Vídeos e fotos sensuais gravados na
intimidade do casal são compartilhados na internet para causar
humilhação pública a uma das partes. Assim, as vítimas são expostas ao
linchamento moral dentro e fora das redes, e os agressores ficam
preservados pelo anonimato virtual.
Pesquisa ainda inédita da ONG Safernet,
realizada com quase 3.000 pessoas de 9 a 23 anos, mostra que 20% já
receberam textos ou imagens eróticas de amigos e conhecidos e 6% já
repassaram esse tipo de conteúdo –a maioria o fez mais de cinco vezes.

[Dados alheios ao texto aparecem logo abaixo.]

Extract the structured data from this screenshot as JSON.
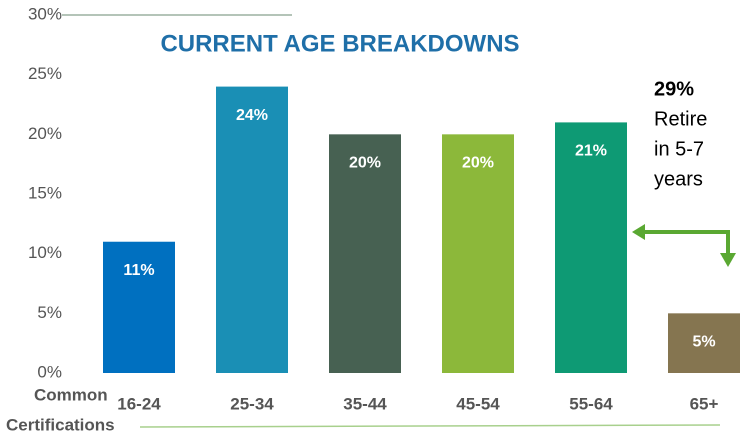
{
  "chart_data": {
    "type": "bar",
    "title": "CURRENT AGE BREAKDOWNS",
    "categories": [
      "16-24",
      "25-34",
      "35-44",
      "45-54",
      "55-64",
      "65+"
    ],
    "values": [
      11,
      24,
      20,
      20,
      21,
      5
    ],
    "value_labels": [
      "11%",
      "24%",
      "20%",
      "20%",
      "21%",
      "5%"
    ],
    "colors": [
      "#0070c0",
      "#1a8fb5",
      "#476152",
      "#8cb83a",
      "#0e9a74",
      "#857550"
    ],
    "ylim": [
      0,
      30
    ],
    "yticks": [
      {
        "value": 0,
        "label": "0%"
      },
      {
        "value": 5,
        "label": "5%"
      },
      {
        "value": 10,
        "label": "10%"
      },
      {
        "value": 15,
        "label": "15%"
      },
      {
        "value": 20,
        "label": "20%"
      },
      {
        "value": 25,
        "label": "25%"
      },
      {
        "value": 30,
        "label": "30%"
      }
    ],
    "grid": false,
    "annotations": [
      "29%",
      "Retire",
      "in 5-7",
      "years"
    ],
    "footer": [
      "Common",
      "Certifications"
    ]
  }
}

Uma vez que ocorre o vazamento desse
conteúdo, é quase impossível parar sua propagação, diz o presidente da
Safernet Brasil, Thiago Tavares.
“Quando cai na rede é impossível
controlar. Há sites que são especializados em divulgar esse tipo de
conteúdo. Em minutos, milhares de pessoas têm acesso, salvam e
compartilham”, explica.
O “revenge porn” é um desdobramento de
uma prática muito comum entre adolescentes e que também tem origem nos
Estados Unidos –o “sexting”. A troca de conteúdo erótico por celular ou
na internet tem como principais vítimas mulheres jovens.
VÍTIMAS
A polícia ainda investiga quem vazou as imagens de duas meninas que se suicidaram recentemente após serem expostas na internet.
Giana Fabi, 16, de Veranópolis (RS),
teve uma foto sua seminua, tirada por um amigo, compartilhada nas redes
sociais. Júlia dos Santos,17, de Parnaíba (PI), apareceu em um vídeo de
sexo com outro casal que foi compartilhado pelo aplicativo Whatsapp.
Não demorou para o conteúdo estar em sites especializados em divulgar vídeos íntimos que caíram na rede.
Um deles, brasileiro, anunciava o vídeo
de Júlia no Twitter até o dia 14 de novembro. Após as notícias do
suicídio da garota, foi retirado.
Mas já era tarde. A gravação ainda é
encontrada na maior plataforma de vídeos eróticos caseiros do mundo, que
figura entre os 20 sites mais acessados do país. Assim, o “revenge
porn” acaba contribuindo para outro crime: a pornografia infantil.
Na 4ª Delegacia de Repressão à Pedofilia
de São Paulo, um em cada sete casos investigados envolvem a divulgação
de fotos e vídeos de adolescentes nas redes sociais.